Transarterial radioembolization (TARE) is recommended for patients with BCLC stage B disease but is also frequently used in patients with stage C disease at many institutions [61]. Aside from HCC, the technique has also been shown to be effective for other primary and metastatic liver tumors [62, 63]. This approach involves arterial injection of (20–40 µm) glass beads containing yttrium-90 (Y-90) into the tumor blood supply. The radioisotope undergoes a pure beta emission as it decays to stable Zirconium-90 with a half-life of 64 h [64]. Dosages vary by institutional protocols, tumor size, and treatment planning. Traditional dosages range from approximately 110–150 Gy [65], with reported response rates ranging from 25–80% [65,66,67,68]. However, recently the safety and benefits of radiation segmentectomy, in which one to two segments are treated with dosages > 190 Gy, have been demonstrated in patients with BCLC stages A-B disease [69, 70].
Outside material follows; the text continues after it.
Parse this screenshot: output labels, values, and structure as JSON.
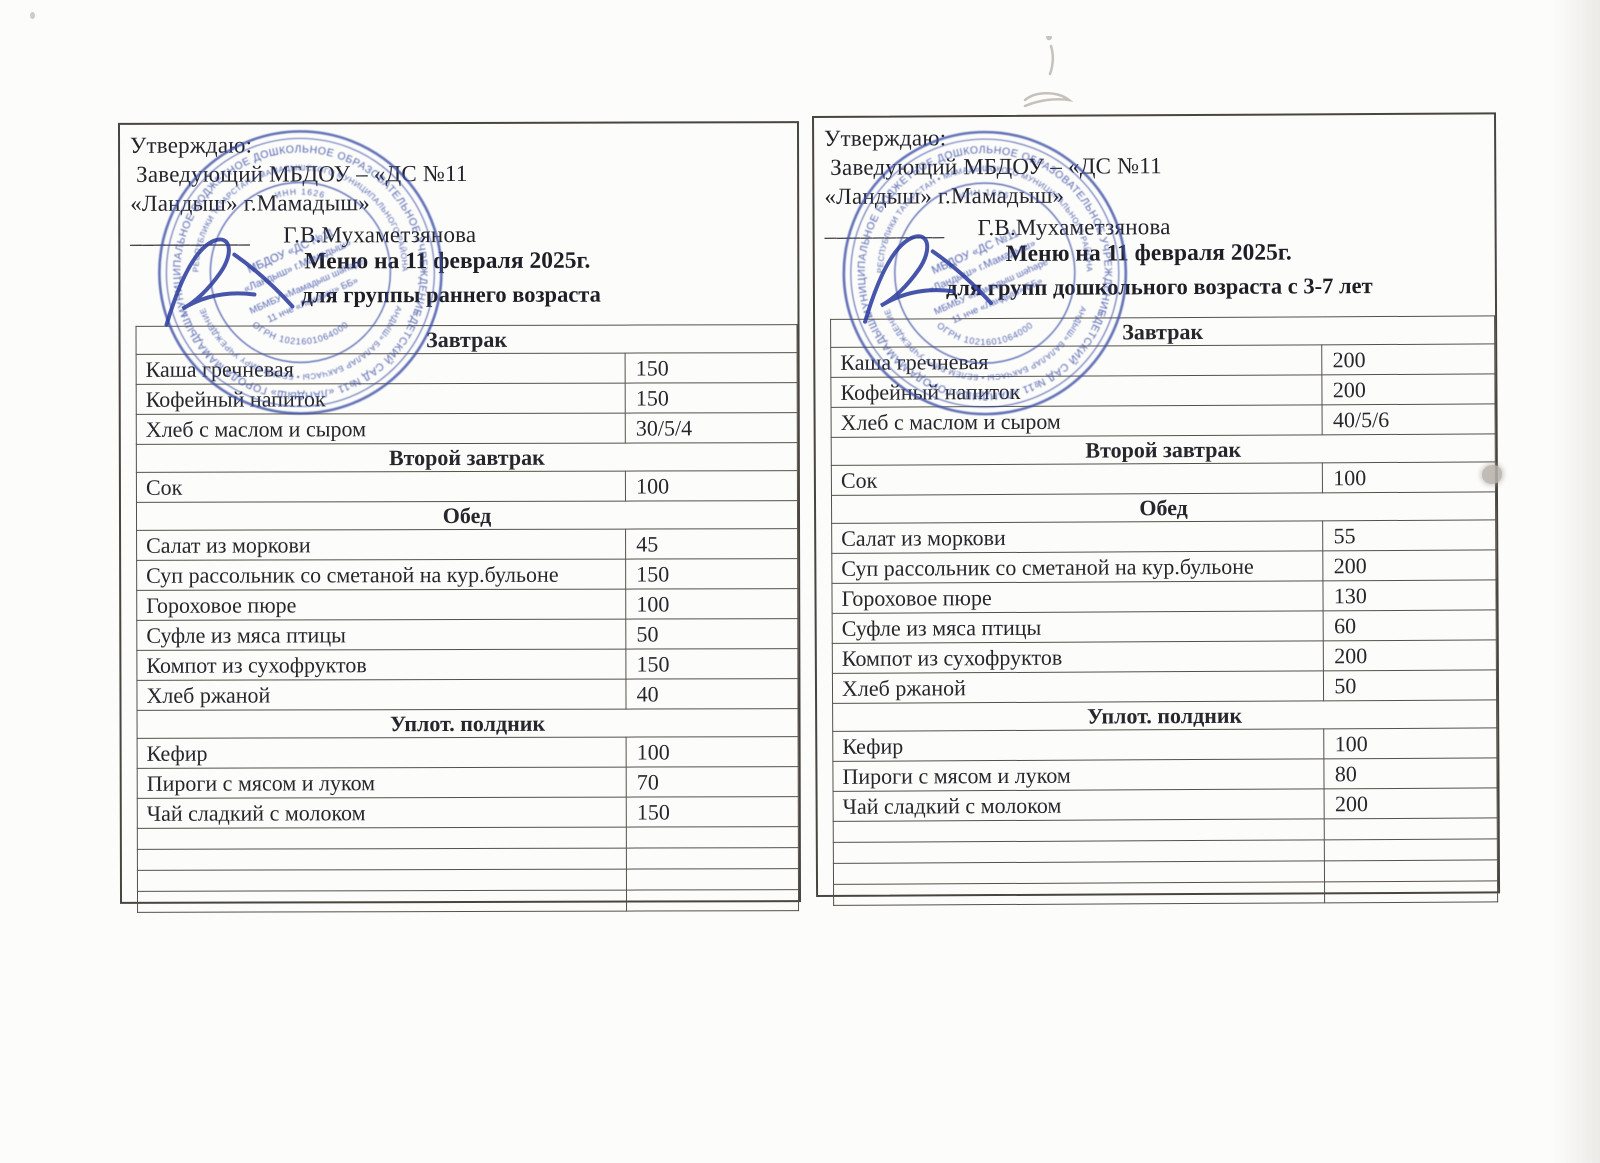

Treatment response of HCC to TARE is generally assessed using contrast-enhanced MRI. Follow-up times vary by institution, but generally are greater than 3 months after treatment to enable reduction of post-treatment inflammation and improve radiotherapy response assessment [71]. The use of LI-RADS for treatment response has been proposed but has yet to be fully validated, with early data demonstrating a propensity for equivocal findings [72]. The use of mRECIST has shown moderate interobserver (ĸ = 0.56) agreement, but this decreases in cases with heterogeneous enhancement prior to treatment [73]. These limitations in follow-up time, definitive diagnosis, and imperfect correlation to pathologic necrosis have generated interest in using CEUS to monitor TARE response.
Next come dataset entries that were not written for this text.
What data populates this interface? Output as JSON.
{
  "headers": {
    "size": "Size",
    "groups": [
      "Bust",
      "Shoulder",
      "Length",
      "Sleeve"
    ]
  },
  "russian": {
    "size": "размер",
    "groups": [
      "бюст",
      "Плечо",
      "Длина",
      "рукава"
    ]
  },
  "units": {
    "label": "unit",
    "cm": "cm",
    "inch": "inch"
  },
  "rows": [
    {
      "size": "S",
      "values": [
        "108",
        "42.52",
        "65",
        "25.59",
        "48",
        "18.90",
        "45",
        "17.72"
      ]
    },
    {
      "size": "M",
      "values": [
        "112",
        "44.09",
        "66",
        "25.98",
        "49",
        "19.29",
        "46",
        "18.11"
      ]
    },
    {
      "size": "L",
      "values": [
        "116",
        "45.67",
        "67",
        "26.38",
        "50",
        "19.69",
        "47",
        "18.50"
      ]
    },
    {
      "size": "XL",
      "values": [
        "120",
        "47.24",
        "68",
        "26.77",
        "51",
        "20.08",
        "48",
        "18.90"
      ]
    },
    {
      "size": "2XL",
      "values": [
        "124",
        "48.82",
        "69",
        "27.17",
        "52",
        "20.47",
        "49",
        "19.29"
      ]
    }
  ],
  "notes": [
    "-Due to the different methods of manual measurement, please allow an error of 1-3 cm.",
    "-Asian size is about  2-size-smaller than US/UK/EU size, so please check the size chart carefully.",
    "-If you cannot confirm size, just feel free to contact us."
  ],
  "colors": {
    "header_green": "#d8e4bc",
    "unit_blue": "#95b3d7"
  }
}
Limited data on the use of CEUS to monitor response to TARE currently exist [12]. The ability of CEUS to monitor changes in tumoral perfusion following TARE has been noted as early as one week post treatment [74] with changes in tumoral vascularity and perfusion dynamics correlating well with longer term mRECIST CT or MRI findings 3–4 months post treatment [75]. An example of CEUS post TARE is provided in Fig. 10. Notice that the areas of patchy enhancement are clearly visible on CEUS, indicating viable tissue within the treatment cavity. Given the advantages in temporal resolution, cost, and accessibility described above, CEUS is well poised as a modality for monitoring HCC response to TARE. However, larger studies investigating diagnostic performance with longer patient follow-up time are still needed before clinical adoption is justified.

Fig. 10
figure 10

Incomplete HCC treatment after TARE. a pretreatment contrast-enhanced MRI shows a 6.8 cm HCC (circled) in segment 6/7. b MRI 4 months post TARE demonstrates patchy arterial phase contrast enhancement (arrow) within the treated HCC. c CEUS 4 months post TARE using dual imaging showing the tumor (circled) on B-mode and patchy arterial phase contrast enhancement within the viable residual tumor (arrow) with much greater resolution compared to MRI

Conclusions

The role of ultrasound in screening and CEUS characterization of HCC in high-risk populations is well established. Additionally, the inherent properties of CEUS (cost, safety, portability, and high temporal resolution) make it well poised as a first-line imaging modality for monitoring HCC response to locoregional therapy, providing assessment that can be performed within minutes to days after treatment, substantially sooner than with CECT and MRI and with similar if not potentially better accuracy.